OLYMPIA – The Washington Fish and Wildlife Commission on Saturday approved a proposed plan for managing gray wolves, a decision sure to spark criticism from hunting and livestock groups that complained it calls for too many of the predators.

Members of the commission called the plan a good compromise that will keep wolf management in the hands of state officials instead of the federal government. They emphasized Saturday that the management of wolves in Washington was a work in progress and that the plan was merely a guide for future action.

Commission Chairwoman Miranda Wecker said the panel shouldn’t overemphasize the importance of the management plan.

“What matters most is how we react to wolves on the ground,” she said.

Wecker said the plan establishes Washington state as the authority over what happens to wolves and other wildlife in the state, instead of the federal government.

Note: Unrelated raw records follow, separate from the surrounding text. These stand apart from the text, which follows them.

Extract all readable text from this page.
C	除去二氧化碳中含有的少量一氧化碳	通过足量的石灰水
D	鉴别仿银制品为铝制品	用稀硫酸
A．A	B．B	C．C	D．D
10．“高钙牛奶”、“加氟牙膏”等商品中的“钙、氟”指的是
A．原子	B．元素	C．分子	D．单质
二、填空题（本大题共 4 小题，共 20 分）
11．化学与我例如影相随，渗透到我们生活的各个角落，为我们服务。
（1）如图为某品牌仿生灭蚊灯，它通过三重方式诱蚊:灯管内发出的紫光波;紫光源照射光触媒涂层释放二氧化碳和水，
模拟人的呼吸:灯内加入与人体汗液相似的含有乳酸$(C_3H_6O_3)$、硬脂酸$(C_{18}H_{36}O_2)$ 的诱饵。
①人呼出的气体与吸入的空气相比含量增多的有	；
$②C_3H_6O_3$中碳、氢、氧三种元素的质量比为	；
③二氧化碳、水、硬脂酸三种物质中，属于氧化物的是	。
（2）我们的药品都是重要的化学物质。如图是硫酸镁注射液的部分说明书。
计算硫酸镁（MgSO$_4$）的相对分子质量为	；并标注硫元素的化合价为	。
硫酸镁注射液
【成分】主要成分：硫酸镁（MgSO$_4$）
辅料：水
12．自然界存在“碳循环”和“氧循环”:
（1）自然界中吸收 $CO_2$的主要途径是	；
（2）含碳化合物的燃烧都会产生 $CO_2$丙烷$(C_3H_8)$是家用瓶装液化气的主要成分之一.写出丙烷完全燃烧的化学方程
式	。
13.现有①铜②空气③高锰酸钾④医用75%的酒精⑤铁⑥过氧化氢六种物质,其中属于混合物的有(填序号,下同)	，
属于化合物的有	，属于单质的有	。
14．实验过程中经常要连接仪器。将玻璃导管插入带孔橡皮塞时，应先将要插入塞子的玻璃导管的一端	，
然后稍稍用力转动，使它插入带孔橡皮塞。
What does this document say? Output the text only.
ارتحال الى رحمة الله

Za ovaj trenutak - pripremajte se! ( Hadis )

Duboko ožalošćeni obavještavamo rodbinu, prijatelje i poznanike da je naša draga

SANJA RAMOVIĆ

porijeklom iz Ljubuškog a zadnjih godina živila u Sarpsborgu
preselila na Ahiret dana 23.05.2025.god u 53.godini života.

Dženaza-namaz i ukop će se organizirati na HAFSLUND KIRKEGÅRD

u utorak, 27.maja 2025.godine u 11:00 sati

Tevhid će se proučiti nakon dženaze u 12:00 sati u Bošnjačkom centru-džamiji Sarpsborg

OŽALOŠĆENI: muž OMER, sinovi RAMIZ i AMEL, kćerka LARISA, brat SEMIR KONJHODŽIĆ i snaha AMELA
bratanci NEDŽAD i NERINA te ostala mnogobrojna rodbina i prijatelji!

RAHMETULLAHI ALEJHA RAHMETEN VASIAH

“As long as we have no plan, we are extremely limited in our management authority,” she said before the vote was taken. Wecker said this understanding is what pushed her to vote for it after feeling very conflicted in the days before Saturday’s hearing.

State wildlife officials have been working since 2007 to determine how best to recover wolves in their historic territory and ultimately delist them from endangered species protections, while reducing and managing wolf conflicts with livestock and humans.

Wolves migrated to Washington from Idaho, Oregon and British Columbia, though they are listed as endangered throughout Washington under state law and as endangered in the western two-thirds of the state under federal law.

The state Department of Fish and Wildlife released the proposal this past summer. Some 65,000 written comments were submitted, ranging from advocates who say wolves play a vital role in the ecosystem to hunters and ranchers who fear they will eat too many elk, deer and livestock. Nineteen meetings were held to gather public comments.

Ultimately, a 17-member citizen advisory group was unable to unanimously agree on the proposal despite months of discussion. Critics, including hunting and livestock groups, argued the plan simply calls for too many wolves, although the Washington Farm Bureau and Washington State Sheep Producers signed off on the proposal.

Under the plan, 15 successful breeding pairs would be required for three consecutive years to remove endangered species protections. Four breeding pairs would be required in Eastern Washington, the North Cascades and the South Cascades or Northwest coast, as well as three other pairs anywhere in the state.